Still shaking with the adrenaline of battle, Sandu immediately bathed his arms in the light in order to rid his body of the acid before turning to aid his brethren. Flashes of lightning lit up the night sky. He could see his brethren didn’t need any help whatsoever. It didn’t surprise him. They had all been at this a very long time.
As he turned his attention to his wounds, he felt a small shadow in his mind retreat. His very disobedient lifemate. Adalasia.
Sandu had thought to heal his wounds and hunt for blood to replace what he’d lost, but he had to rethink this night. Assess Adalasia’s reaction. She was his lifemate, and as such, it would be difficult, if not impossible, for her not to need to heal him when she saw the extent of his wounds. She might be repelled by his actions in battle, but she wouldn’t be able to resist the necessity to care for him—even to give him blood. That would work in his favor.
Sandu looked into his mind as he approached the house, seeing that small, shivering woman in the tiny crevice of his mind. She had wanted to see how to kill a vampire in case she needed to aid him in battle. She had been trained to fight demons. He caught glimpses of her battle technique with various weapons. She was intrigued, wondering if any of the systems she’d been taught would aid her in destroying the undead.
She followed his every move, horrified at his love of the battle, at his need to destroy the undead in the brutal way he had. He hadn’t felt the emotions, but she had. He had feared that would happen if she ever saw him in battle. Sandu could try to assume a mantle of civility. He could even hide his predatory nature under the guise of feigned humor quite a bit of the time, but there was no disguising what he was when he went into battle.
Adalasia had been taught from the time she was a child to recognize a demon from the underworld by the fierce glow of their red eyes. By the casual way they killed. She would see that he killed without feeling, at least on the surface. Beneath it . . . he knew where he couldn’t see, she could. There she would feel the joy of battle, the need of his to destroy, uncaring what happened to him in the process. He was her lifemate. He belonged to her. That was an ultimate sin, and he was committing another by manipulating her into giving him her blood.
Sandu wanted to feel remorse for what he was about to do, but his every instinct drove him. Compelled him. He was ancient, and she was his to protect in the way of their people. They had enemies. Too many. His enemies. Hers. They had to be prepared for the worst possible scenario. Both had to be prepared.
She stood in the hallway alone, trying to look brave when he materialized in front of her. He hadn’t taken the time to clean up from the battlefield, wanting to look his worst, knowing she wasn’t certain about him and their relationship, but the ties between them would compel her to take care of him.
Adalasia’s blue eyes darkened to pure cobalt as they moved over him, taking in the blood dripping from his neck and shoulder, his chest, and lastly, his thighs and legs. He heard her anguished gasp, and then one small, trembling hand crept to her throat defensively. “Sandu.” She whispered his name.
“I came to you as quickly as possible,” he said. “Lucian told me they prepared a suite for us to use. It’s on this floor at the back of the house.”
He held out his hand. She hesitated but then slipped her hand in his. He could feel her trembling as he walked her down the wide hallway to the heavy oak door. She kept casting anxious glances to the blood on his neck and legs.

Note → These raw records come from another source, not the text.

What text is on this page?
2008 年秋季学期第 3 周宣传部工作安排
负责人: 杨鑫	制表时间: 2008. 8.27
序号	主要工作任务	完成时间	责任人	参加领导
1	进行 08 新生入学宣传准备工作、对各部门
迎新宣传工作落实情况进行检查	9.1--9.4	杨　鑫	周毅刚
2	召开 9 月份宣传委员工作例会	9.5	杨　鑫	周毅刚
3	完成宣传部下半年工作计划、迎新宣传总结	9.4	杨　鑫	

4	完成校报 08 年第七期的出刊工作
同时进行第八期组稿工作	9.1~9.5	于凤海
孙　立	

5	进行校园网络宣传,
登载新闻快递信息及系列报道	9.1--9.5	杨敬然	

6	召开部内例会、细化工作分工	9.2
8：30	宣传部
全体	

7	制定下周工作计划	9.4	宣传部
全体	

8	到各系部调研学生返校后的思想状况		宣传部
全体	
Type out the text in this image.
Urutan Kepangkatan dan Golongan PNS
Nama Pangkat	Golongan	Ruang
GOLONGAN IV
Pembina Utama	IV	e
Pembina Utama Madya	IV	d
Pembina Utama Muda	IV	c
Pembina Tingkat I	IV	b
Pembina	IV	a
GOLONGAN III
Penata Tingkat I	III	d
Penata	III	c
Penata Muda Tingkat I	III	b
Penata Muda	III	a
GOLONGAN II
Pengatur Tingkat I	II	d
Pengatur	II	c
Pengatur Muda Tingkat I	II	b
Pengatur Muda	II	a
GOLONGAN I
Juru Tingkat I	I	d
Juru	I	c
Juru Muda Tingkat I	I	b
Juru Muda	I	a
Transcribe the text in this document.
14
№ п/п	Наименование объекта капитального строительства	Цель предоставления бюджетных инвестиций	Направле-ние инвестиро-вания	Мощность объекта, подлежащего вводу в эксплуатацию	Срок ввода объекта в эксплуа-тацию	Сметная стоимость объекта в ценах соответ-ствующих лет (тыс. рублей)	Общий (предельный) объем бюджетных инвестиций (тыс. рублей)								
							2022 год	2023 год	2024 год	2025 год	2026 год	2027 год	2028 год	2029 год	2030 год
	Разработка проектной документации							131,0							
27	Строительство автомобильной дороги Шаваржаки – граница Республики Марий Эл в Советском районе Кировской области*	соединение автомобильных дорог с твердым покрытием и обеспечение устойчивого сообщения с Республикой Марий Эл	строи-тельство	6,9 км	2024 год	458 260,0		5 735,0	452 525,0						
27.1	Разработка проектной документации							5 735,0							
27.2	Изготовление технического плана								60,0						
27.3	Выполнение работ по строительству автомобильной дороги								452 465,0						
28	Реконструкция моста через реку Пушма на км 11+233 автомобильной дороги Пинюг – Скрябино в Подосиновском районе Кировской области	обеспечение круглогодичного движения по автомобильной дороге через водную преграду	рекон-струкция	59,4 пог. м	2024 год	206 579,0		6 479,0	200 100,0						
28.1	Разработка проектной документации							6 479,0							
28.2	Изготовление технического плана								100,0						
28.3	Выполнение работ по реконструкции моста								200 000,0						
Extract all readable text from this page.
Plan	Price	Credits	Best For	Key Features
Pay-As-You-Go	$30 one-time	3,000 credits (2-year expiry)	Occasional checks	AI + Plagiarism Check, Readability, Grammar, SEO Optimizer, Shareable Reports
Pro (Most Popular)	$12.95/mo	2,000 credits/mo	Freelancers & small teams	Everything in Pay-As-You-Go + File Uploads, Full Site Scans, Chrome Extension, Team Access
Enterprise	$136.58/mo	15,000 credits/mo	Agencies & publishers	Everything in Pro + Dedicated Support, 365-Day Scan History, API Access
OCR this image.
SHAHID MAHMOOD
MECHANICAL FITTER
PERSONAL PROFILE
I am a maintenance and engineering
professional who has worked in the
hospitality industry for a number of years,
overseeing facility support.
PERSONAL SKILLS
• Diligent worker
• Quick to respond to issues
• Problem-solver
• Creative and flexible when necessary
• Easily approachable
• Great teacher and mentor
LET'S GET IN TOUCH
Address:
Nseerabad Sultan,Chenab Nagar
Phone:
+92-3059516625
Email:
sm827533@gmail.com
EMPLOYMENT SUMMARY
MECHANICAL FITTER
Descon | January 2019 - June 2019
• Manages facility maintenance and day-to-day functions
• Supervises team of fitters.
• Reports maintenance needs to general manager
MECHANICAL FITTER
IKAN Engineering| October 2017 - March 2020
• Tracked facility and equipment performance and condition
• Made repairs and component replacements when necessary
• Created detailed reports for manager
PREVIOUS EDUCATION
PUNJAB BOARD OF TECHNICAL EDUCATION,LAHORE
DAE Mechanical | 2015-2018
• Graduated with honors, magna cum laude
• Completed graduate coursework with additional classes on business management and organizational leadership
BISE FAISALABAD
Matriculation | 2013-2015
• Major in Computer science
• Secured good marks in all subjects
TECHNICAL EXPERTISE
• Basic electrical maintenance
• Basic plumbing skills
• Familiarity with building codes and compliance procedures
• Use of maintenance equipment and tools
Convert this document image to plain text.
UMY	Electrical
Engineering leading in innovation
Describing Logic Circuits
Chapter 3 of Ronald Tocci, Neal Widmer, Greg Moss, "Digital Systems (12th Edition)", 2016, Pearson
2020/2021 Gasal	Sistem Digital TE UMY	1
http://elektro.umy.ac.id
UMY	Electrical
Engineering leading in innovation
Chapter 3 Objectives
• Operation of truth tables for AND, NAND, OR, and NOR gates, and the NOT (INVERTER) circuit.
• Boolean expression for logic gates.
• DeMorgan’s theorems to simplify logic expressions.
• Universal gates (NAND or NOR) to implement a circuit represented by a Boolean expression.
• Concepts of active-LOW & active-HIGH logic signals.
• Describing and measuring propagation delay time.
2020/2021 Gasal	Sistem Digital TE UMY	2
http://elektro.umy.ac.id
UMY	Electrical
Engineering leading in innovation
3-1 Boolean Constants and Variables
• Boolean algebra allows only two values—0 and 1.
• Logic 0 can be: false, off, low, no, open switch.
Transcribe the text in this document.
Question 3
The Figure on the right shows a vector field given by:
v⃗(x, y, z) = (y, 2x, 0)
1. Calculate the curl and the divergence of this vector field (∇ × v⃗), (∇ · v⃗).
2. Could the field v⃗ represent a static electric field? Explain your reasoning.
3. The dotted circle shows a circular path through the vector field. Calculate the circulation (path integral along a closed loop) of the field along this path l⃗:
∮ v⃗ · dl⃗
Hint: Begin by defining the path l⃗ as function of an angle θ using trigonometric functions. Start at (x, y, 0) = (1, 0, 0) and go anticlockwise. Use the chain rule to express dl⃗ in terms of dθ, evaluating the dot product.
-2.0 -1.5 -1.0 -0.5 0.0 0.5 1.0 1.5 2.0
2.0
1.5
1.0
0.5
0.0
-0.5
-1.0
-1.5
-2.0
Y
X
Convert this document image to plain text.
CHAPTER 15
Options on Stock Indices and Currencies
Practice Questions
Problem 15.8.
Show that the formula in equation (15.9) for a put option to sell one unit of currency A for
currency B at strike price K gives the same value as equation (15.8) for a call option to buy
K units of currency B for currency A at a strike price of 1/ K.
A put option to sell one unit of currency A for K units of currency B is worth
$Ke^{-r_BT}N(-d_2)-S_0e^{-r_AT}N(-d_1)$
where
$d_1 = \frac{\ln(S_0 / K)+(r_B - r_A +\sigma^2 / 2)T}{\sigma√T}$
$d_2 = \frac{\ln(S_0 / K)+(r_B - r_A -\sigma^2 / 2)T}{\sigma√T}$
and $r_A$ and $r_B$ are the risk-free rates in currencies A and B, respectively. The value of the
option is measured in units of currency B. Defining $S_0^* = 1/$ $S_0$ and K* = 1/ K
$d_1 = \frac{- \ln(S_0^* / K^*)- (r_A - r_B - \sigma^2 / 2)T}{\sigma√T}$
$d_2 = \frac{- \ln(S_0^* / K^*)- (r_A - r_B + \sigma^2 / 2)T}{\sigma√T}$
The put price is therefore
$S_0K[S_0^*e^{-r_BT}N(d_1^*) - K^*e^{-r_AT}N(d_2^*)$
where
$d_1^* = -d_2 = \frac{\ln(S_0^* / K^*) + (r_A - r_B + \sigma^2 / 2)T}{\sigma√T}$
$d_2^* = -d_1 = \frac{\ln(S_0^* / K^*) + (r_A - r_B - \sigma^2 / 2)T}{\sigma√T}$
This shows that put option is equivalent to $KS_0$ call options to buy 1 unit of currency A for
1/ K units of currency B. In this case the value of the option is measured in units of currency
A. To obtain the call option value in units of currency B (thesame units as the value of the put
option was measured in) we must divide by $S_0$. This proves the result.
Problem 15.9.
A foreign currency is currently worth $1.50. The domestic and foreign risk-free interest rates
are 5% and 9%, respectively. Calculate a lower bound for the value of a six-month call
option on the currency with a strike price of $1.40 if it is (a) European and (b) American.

“Sandu? I didn’t do as you asked me. I stayed in your mind when you went into battle.” She made the confession in a low voice. “I’m sorry. I just felt it was very necessary to learn how to fight one of these horrible creatures. I was hoping I already had some of the skills. Jaxon did tell me the heart had to be incinerated. Sticking a hand into their chest and dragging their heart out looked extremely difficult.” Her entire body shuddered.
She still wasn’t looking at him, nor did she approach the more intimate mind connection. He brought her hand to his mouth, inhaling her scent. Taking her into his lungs. After the foul stench of the undead, the fragrance of his woman was intoxicating.
“It was Abascus’s bad luck that Lucian had so many of the brethren visiting him this evening. Jaxon had already dulled his senses. He wasn’t thinking clearly, staying when just the presence of the wolves should have been a warning to him. The wolves didn’t attack Jaxon on her way home. The safeguards on the house should have warned him. When he couldn’t call out to Jaxon, her power was more than it should have been against a master vampire, even for a Carpathian woman, but he paid no heed. That is the ego of a vampire.” He gave her that insight.